Bejeweled. Candy Crush. A match-three game always follows the same basic rules, with each one adding its tweaks to gameplay.
A mathematician would describe the state of one such game as a two-dimensional matrix whose elements ("blocks") range in a finite set of colors or shapes.
A valid move swaps the positions of two orthogonally adjacent blocks, and is required to form a horizontal or vertical line of more than two of the same type.
After each valid move, the state of the game is updated by destroying every block that belongs to one such line, then allowing remaining blocks to fall down, while creating new blocks at the top until the board is full again. If new lines are formed, they are also destroyed as soon as all the blocks stop moving.

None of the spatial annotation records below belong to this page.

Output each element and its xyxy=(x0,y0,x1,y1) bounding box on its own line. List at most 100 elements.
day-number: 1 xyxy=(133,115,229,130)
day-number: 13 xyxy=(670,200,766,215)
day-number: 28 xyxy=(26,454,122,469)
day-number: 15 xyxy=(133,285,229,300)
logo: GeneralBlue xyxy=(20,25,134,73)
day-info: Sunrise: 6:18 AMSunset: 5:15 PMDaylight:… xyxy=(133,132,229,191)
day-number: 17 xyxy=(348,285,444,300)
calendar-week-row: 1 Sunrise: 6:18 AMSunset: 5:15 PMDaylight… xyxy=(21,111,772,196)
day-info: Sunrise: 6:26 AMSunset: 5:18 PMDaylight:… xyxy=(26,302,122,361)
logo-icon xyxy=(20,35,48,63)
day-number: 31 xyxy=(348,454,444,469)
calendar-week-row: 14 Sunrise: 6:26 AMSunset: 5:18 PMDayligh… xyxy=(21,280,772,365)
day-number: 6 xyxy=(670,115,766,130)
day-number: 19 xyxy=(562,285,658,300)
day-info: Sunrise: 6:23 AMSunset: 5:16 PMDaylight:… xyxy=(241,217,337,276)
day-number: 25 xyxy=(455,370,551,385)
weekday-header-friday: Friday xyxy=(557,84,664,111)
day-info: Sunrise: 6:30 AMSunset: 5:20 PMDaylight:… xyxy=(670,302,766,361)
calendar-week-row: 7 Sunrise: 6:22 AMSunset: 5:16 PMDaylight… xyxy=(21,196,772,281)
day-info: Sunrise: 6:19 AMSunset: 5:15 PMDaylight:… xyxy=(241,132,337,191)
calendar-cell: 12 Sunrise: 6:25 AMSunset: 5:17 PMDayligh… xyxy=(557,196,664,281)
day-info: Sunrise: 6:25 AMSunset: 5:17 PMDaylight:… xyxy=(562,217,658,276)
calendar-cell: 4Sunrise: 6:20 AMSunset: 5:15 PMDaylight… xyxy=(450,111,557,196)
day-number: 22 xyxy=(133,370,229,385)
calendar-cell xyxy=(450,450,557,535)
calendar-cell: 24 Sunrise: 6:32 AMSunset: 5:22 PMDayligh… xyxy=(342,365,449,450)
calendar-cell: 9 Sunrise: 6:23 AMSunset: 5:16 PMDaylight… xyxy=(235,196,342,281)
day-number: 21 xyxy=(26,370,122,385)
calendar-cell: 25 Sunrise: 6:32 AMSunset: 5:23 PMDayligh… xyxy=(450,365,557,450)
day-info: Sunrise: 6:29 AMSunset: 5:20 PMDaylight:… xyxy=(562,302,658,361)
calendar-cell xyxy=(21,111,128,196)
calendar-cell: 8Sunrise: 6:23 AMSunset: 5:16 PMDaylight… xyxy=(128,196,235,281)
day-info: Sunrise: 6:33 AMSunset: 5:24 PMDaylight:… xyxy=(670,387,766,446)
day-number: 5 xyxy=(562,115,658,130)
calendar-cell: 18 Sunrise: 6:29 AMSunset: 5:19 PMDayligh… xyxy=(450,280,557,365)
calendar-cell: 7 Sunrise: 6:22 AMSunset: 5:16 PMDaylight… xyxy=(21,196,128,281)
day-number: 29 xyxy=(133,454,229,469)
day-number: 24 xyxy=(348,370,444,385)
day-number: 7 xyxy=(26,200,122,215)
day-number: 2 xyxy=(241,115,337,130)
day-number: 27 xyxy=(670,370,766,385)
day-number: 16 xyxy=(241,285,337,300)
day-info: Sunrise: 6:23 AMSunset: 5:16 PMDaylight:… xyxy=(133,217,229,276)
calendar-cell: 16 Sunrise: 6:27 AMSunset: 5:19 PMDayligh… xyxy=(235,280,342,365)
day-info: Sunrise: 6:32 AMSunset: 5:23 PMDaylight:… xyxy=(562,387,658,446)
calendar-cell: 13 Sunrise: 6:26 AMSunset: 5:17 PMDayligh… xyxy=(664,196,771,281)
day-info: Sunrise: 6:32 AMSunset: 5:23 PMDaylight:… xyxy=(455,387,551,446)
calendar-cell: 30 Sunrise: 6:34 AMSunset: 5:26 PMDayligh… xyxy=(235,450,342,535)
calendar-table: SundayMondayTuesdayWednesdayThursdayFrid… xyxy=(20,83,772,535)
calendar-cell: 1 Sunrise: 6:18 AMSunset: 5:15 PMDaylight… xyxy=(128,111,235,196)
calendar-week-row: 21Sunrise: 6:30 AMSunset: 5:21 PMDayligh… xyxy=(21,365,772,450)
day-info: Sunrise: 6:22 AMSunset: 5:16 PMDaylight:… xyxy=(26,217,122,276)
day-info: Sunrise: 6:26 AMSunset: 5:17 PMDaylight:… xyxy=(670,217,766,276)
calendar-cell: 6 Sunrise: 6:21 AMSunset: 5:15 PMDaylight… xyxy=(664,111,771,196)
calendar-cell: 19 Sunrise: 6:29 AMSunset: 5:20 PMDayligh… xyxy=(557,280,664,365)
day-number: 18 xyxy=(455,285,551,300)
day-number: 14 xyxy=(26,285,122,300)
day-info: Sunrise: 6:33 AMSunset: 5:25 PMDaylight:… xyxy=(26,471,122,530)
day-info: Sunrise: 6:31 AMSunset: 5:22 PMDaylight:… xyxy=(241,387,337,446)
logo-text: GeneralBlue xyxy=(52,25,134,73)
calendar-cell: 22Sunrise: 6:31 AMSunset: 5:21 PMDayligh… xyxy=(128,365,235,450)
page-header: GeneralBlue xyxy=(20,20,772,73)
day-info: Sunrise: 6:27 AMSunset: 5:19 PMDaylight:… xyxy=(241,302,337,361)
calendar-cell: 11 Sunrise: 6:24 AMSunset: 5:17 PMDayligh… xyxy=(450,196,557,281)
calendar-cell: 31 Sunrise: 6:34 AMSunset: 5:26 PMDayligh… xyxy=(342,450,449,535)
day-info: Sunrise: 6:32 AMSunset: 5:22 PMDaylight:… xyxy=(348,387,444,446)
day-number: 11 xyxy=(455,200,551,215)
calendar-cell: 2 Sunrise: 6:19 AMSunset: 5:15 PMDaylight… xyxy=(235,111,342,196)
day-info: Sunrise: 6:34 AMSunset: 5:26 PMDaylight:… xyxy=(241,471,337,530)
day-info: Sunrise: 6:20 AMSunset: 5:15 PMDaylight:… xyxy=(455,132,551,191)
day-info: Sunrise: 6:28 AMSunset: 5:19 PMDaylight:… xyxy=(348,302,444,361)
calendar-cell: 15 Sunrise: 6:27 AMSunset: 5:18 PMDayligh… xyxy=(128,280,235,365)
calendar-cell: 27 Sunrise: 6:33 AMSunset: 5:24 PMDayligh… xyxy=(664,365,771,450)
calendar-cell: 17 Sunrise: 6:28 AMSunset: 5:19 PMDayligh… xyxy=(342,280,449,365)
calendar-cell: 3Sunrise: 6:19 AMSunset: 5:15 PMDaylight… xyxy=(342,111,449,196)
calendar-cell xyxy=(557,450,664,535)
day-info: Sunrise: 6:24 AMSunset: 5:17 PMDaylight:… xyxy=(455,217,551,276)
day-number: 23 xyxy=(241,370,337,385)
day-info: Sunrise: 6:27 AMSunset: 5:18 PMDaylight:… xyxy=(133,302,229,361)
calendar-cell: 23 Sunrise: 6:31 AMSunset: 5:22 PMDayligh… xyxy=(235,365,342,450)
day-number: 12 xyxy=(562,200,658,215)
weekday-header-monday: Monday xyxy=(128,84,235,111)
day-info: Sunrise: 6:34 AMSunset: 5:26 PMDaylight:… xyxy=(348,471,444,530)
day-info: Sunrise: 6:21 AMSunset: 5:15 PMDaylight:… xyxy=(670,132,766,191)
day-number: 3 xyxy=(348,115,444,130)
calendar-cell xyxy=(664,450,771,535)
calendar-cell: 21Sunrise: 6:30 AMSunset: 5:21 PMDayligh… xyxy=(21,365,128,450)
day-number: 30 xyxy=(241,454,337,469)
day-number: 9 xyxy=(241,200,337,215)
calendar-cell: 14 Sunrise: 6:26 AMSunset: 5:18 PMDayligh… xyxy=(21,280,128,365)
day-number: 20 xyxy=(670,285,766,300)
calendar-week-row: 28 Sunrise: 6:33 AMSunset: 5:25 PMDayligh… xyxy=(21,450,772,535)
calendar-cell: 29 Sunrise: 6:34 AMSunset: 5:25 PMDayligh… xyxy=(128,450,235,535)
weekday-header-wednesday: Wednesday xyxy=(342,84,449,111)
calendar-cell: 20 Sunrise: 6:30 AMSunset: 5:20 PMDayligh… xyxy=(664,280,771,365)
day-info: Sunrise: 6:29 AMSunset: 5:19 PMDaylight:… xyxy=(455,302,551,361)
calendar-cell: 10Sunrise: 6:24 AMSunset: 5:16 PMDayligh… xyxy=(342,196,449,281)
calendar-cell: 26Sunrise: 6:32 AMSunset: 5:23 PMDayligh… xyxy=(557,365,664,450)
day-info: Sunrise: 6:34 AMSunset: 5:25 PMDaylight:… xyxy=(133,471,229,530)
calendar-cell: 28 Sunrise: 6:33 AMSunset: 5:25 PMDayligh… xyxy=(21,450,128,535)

One can easily form lines of size 3, 4 and 5 by moving a single block inbetween sets of blocks of lengths 1 or 2. However, it is not clear how two create a line of length six, since one side would be too long and break before another block could be placed.
It turns out that, by creating block breaking chains, many blocks can be moved simultaneously, and this allows for the construction of lines of length six and longer:
For the largest lines, it is extremely hard to get the correct positions and timings for each piece. Many of the techniques I used to create these are not easily applied to the other cases, some are completely ad-hoc.
Can you always find a way to construct these lines? Is there a general strategy that works with arbitrarily large lines? Or, otherwise, is there a limit to our engineering possibilities, beyound which the constraints for the system would prevent the existence of new solutions?
EDIT: It seems that the situation is trivial for vertical lines, as a simple setup may make arbitrarily large solutions. The question for horizontal lines still stands.